Hacker News new | ask | show | jobs
by ethanbond 4083 days ago
Interestingly enough, a low carbohydrate (often including a switch to artificial sweeteners) is a well-established treatment for childhood epilepsy.
2 comments

Really? Can you point to a source?

Many people with epilepsy and migraines have discovered different food triggers. In my case Aspartame was the leading trigger. Anyone who has seizures should seek out and eliminate potential triggers to see if it helps. I suppose a high carb diet could be a trigger for someone... I didn't have a high carb diet... but I know eliminating aspartame helped me.

I am still amazed how Donald Rumsfeld was able to influence its approval by the FDA.
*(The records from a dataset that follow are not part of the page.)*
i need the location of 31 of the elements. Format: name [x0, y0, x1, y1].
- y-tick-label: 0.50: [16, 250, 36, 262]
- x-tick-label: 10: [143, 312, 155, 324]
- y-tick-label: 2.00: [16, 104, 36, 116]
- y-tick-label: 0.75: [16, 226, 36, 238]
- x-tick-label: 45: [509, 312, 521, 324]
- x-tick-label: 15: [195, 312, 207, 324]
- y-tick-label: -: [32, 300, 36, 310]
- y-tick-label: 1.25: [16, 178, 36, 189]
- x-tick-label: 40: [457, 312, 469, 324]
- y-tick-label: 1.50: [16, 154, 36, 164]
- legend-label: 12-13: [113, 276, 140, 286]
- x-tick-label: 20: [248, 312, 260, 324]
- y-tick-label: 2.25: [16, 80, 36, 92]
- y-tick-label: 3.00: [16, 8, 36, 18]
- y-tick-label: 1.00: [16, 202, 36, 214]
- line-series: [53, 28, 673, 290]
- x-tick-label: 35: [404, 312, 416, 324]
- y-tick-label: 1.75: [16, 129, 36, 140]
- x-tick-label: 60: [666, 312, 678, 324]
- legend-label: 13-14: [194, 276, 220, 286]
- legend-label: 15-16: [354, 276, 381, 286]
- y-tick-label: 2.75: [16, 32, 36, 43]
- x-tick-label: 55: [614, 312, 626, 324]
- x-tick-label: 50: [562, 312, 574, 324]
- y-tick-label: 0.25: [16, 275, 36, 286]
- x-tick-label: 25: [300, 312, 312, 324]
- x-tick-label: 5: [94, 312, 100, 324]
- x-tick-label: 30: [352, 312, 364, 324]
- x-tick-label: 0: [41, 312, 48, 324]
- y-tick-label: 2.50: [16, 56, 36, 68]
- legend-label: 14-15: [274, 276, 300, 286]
They're likely referring to a ketogenic diet. They were quite common in the past before anticonvulsant meds were created, and are still used in intractable cases today, particularly in pediatric care. There's lots of information out there about their use in epilepsy.

Some to get you started:

http://www.ncbi.nlm.nih.gov/pmc/articles/PMC2898565/

http://www.epilepsy.com/learn/treating-seizures-and-epilepsy...

http://www.mayoclinic.org/medical-professionals/clinical-upd...

Interesting - thanks.

[Edit] - The ketogenic diet is interesting. And I can see how some would want to substitute sugar for an artificial sweetener to help achieve a low carb diet. But given Aspartame is a known trigger for many types of seizures, it should be introduced carefully.

Do you have a source re: aspartame and seizures? I did a cursory search and the only non-anecdotal thing I could find was a study[1] that showed there was no link in people who described themselves as sensitive.

[1] http://www.ncbi.nlm.nih.gov/pubmed/7614911

To add, most of the studies done on rats had "normal dosages" of aspartame for Humans not Rats. In other words the dosage was not relative to the rats mass it was relative to ours.

http://www.efsa.europa.eu/en/efsajournal/pub/2089.htm

Unfortunately I can't point to an official study - just many anecdotal claims from people like me. When you google, I am sure you will see many such claims - including the 'internet hoax'. (The internet hoax is unfortunate because it takes away credibility from the many anecdotal claims like mine that sincerely feel real. More carefully constructed studies should occur.)
That's tricky to evaluate, because you get the exact same narratives from people who claim sensitivity to glutamates, where we can be somewhat certain that there isn't a health connection.
The key thing to search for is "keto" or "ketogenic," the name for the high-fat, low-carbohydrate diet that puts you in a fat-burning state called ketosis.

- http://en.wikipedia.org/wiki/Ketogenic_diet

- http://www.ncbi.nlm.nih.gov/pmc/articles/PMC2898565/

- http://www.drperlmutter.com/study/dietary-treatment-adults-r...

The validity low carb diets is generally orthogonal to artificial sweeteners and probably should not be conflated.
Thus the phrase "often including..."

I wasn't attempting to disprove or contribute to his claims. Just to point out an interesting intersection of diet and seizures.

Can you give a source for aspartame/artificial sweeteners being often included with low carb diet for treating childhood epilepsy? It doesn't seem intuitive to me that a diet to treat such a disease would often include something like aspartame.
> It doesn't seem intuitive to me that a diet to treat such a disease would often include something like aspartame.

It's the avoiding carbs part that means they look to eat something sweet that isn't a carb. They don't prescribe aspartame; they just say don't leave ketosis.

Well a ketogenic diet is used to treat epilepsy, and artificial sweeteners don't generally conflict with ketosis. I didn't mean to imply artificial sweeteners are prescribed to epileptics. Maybe they're even specifically forbidden as well, I'm not sure.